Making failure interesting

I've just started a Planescape game for my BF. I tried to run him a Planescape game once before, a two years back, but he didn't really take to it, finding the sheer amount of weird too overwhelming. We've got a new system in tow now, and with a new Player's Guide for that system, it seems to have suddenly clicked in his mind as Fun rather than Bewildering.

Lucky me. :) I love Planescape and have wanted to run a game set there for ages. It's the kind of setting where anything can happen, where I can introduce just about any villain or location or adventure that I can think of. To make things easier on the both of us, I've limited our adventure space to the Outlands, a large area including a city of paladins, the realm of the Celtic gods, and walking towers, but still an enclosed area for us to explore first.

In any case, I'm actually feeling wildly optimistic about this game. BF is really into it (he has a wavering attention span, so this is important) and it's an easy setting to use to help me improve an area of GM-weakness I've got because it encourages roleplaying and bizarre happenings.

I understand the whole "yes and/but" philosophy of GMing and try hard to stick to it; easier done, as I've only got to watch after one player's random schemes and plans. Letting BF try to interact with the game world (even in ways I hadn't considered or I initially wrote off) keeps him invested in what's going on, challenges me as a DM to think about what happens next, and keeps the game moving forward. He doesn't get to automatically succeed on everything he does, but his attempts have an effect on the game world, even if just in small ways. If he wants to convince the Red Knights that they should swear loyalty to him, then he can; now the Knights are divided because some didn't want to follow him, and he has a group preaching against him/harrying him/joining with his antagonist, but he also gets some Red Knights to help him protect his home kingdom.

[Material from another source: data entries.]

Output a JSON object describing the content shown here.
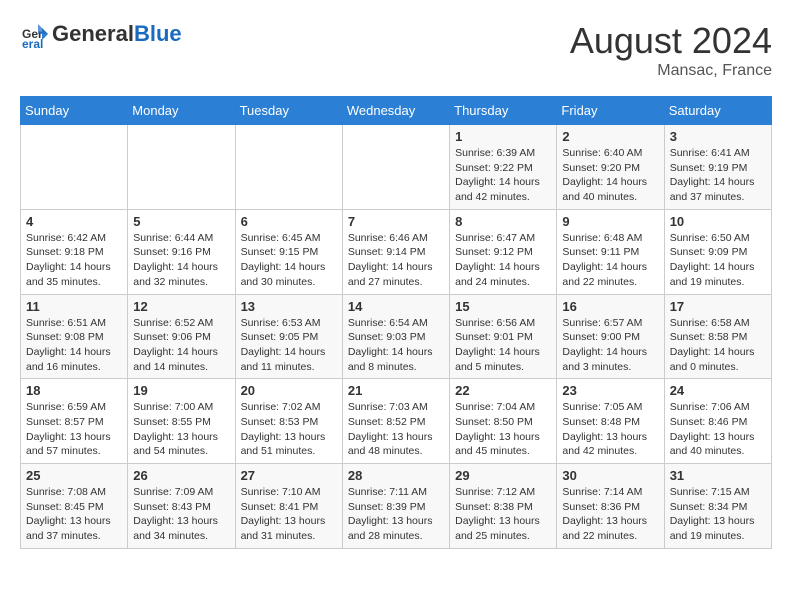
{
  "header": {
    "logo_general": "General",
    "logo_blue": "Blue",
    "month_year": "August 2024",
    "location": "Mansac, France"
  },
  "days_of_week": [
    "Sunday",
    "Monday",
    "Tuesday",
    "Wednesday",
    "Thursday",
    "Friday",
    "Saturday"
  ],
  "weeks": [
    [
      {
        "day": "",
        "info": ""
      },
      {
        "day": "",
        "info": ""
      },
      {
        "day": "",
        "info": ""
      },
      {
        "day": "",
        "info": ""
      },
      {
        "day": "1",
        "info": "Sunrise: 6:39 AM\nSunset: 9:22 PM\nDaylight: 14 hours\nand 42 minutes."
      },
      {
        "day": "2",
        "info": "Sunrise: 6:40 AM\nSunset: 9:20 PM\nDaylight: 14 hours\nand 40 minutes."
      },
      {
        "day": "3",
        "info": "Sunrise: 6:41 AM\nSunset: 9:19 PM\nDaylight: 14 hours\nand 37 minutes."
      }
    ],
    [
      {
        "day": "4",
        "info": "Sunrise: 6:42 AM\nSunset: 9:18 PM\nDaylight: 14 hours\nand 35 minutes."
      },
      {
        "day": "5",
        "info": "Sunrise: 6:44 AM\nSunset: 9:16 PM\nDaylight: 14 hours\nand 32 minutes."
      },
      {
        "day": "6",
        "info": "Sunrise: 6:45 AM\nSunset: 9:15 PM\nDaylight: 14 hours\nand 30 minutes."
      },
      {
        "day": "7",
        "info": "Sunrise: 6:46 AM\nSunset: 9:14 PM\nDaylight: 14 hours\nand 27 minutes."
      },
      {
        "day": "8",
        "info": "Sunrise: 6:47 AM\nSunset: 9:12 PM\nDaylight: 14 hours\nand 24 minutes."
      },
      {
        "day": "9",
        "info": "Sunrise: 6:48 AM\nSunset: 9:11 PM\nDaylight: 14 hours\nand 22 minutes."
      },
      {
        "day": "10",
        "info": "Sunrise: 6:50 AM\nSunset: 9:09 PM\nDaylight: 14 hours\nand 19 minutes."
      }
    ],
    [
      {
        "day": "11",
        "info": "Sunrise: 6:51 AM\nSunset: 9:08 PM\nDaylight: 14 hours\nand 16 minutes."
      },
      {
        "day": "12",
        "info": "Sunrise: 6:52 AM\nSunset: 9:06 PM\nDaylight: 14 hours\nand 14 minutes."
      },
      {
        "day": "13",
        "info": "Sunrise: 6:53 AM\nSunset: 9:05 PM\nDaylight: 14 hours\nand 11 minutes."
      },
      {
        "day": "14",
        "info": "Sunrise: 6:54 AM\nSunset: 9:03 PM\nDaylight: 14 hours\nand 8 minutes."
      },
      {
        "day": "15",
        "info": "Sunrise: 6:56 AM\nSunset: 9:01 PM\nDaylight: 14 hours\nand 5 minutes."
      },
      {
        "day": "16",
        "info": "Sunrise: 6:57 AM\nSunset: 9:00 PM\nDaylight: 14 hours\nand 3 minutes."
      },
      {
        "day": "17",
        "info": "Sunrise: 6:58 AM\nSunset: 8:58 PM\nDaylight: 14 hours\nand 0 minutes."
      }
    ],
    [
      {
        "day": "18",
        "info": "Sunrise: 6:59 AM\nSunset: 8:57 PM\nDaylight: 13 hours\nand 57 minutes."
      },
      {
        "day": "19",
        "info": "Sunrise: 7:00 AM\nSunset: 8:55 PM\nDaylight: 13 hours\nand 54 minutes."
      },
      {
        "day": "20",
        "info": "Sunrise: 7:02 AM\nSunset: 8:53 PM\nDaylight: 13 hours\nand 51 minutes."
      },
      {
        "day": "21",
        "info": "Sunrise: 7:03 AM\nSunset: 8:52 PM\nDaylight: 13 hours\nand 48 minutes."
      },
      {
        "day": "22",
        "info": "Sunrise: 7:04 AM\nSunset: 8:50 PM\nDaylight: 13 hours\nand 45 minutes."
      },
      {
        "day": "23",
        "info": "Sunrise: 7:05 AM\nSunset: 8:48 PM\nDaylight: 13 hours\nand 42 minutes."
      },
      {
        "day": "24",
        "info": "Sunrise: 7:06 AM\nSunset: 8:46 PM\nDaylight: 13 hours\nand 40 minutes."
      }
    ],
    [
      {
        "day": "25",
        "info": "Sunrise: 7:08 AM\nSunset: 8:45 PM\nDaylight: 13 hours\nand 37 minutes."
      },
      {
        "day": "26",
        "info": "Sunrise: 7:09 AM\nSunset: 8:43 PM\nDaylight: 13 hours\nand 34 minutes."
      },
      {
        "day": "27",
        "info": "Sunrise: 7:10 AM\nSunset: 8:41 PM\nDaylight: 13 hours\nand 31 minutes."
      },
      {
        "day": "28",
        "info": "Sunrise: 7:11 AM\nSunset: 8:39 PM\nDaylight: 13 hours\nand 28 minutes."
      },
      {
        "day": "29",
        "info": "Sunrise: 7:12 AM\nSunset: 8:38 PM\nDaylight: 13 hours\nand 25 minutes."
      },
      {
        "day": "30",
        "info": "Sunrise: 7:14 AM\nSunset: 8:36 PM\nDaylight: 13 hours\nand 22 minutes."
      },
      {
        "day": "31",
        "info": "Sunrise: 7:15 AM\nSunset: 8:34 PM\nDaylight: 13 hours\nand 19 minutes."
      }
    ]
  ]
}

Lately I've been focused on trying to make failures as dynamic and interesting. When I first started gaming my GMs ruled failures to be as flat and miserable as possible; if you try to sneak up behind a guard and jump him but the roll is low, then you stab yourself in the foot accidentally; if you try to sweet talk the princess but fail the diplomacy roll then you suddenly forget words and start drooling. It was sometimes amusing, but mostly it served to discourage the players from trying anything. Plus, it established the idea that we were incredibly incompetent, because why else would seasoned veterans spend so much time dropping their weapons on their feet? Overall this method of "no, and you're also a loser" actually worked against what these GMs claimed they wanted in their games, disrupting the atmosphere and keeping us from getting involved in the story.

So I've been trying to make something happen after a failure just as it would a success--and I had my first real "light bulb" moment last session. BF had just entered a new city and decided to make a haggle roll to find a good inn for the night, but he rolled very low. I had expected to just make up a nice inn for him but suddenly that didn't seem to match what the dice had in mind, so I declared that BF's character wandered the trade district for an hour, unable to get directions as he made various cultural missteps in his dealings with the natives, until finally stumbling upon the last inn that would take him, the Bed and Food. The insides were sparse and dusty, with one painting of a wilted flower for decoration, and the food was dry and bland. The innkeeper was a very eager but obviously overwhelmed dwarf. Rather than just end there, with him feeling bad about rolling low, I decided to have the innkeeper talk with BF's character. The innkeeper explained that he had been an accountant but took over the family business when his father fell ill, and didn't understand why his straightforward attempts weren't attracting customers. After some back and forth BF brainstormed some ways the innkeeper could improve his business--and then the dwarf offered BF free food and board for the rest of his stay in the city, so long as he helped him redecorate and find a new cook. BF was super jazzed at the end of the session, and I was pleased that I had managed to generate a mini-quest out of his botched roll.

Fingers crossed for next session. I'm going to use the Bed and Food inn to help introduce some characters (like a money-grubbing ooze mephit) and help wrap up the issue of the trade caravans being attacked.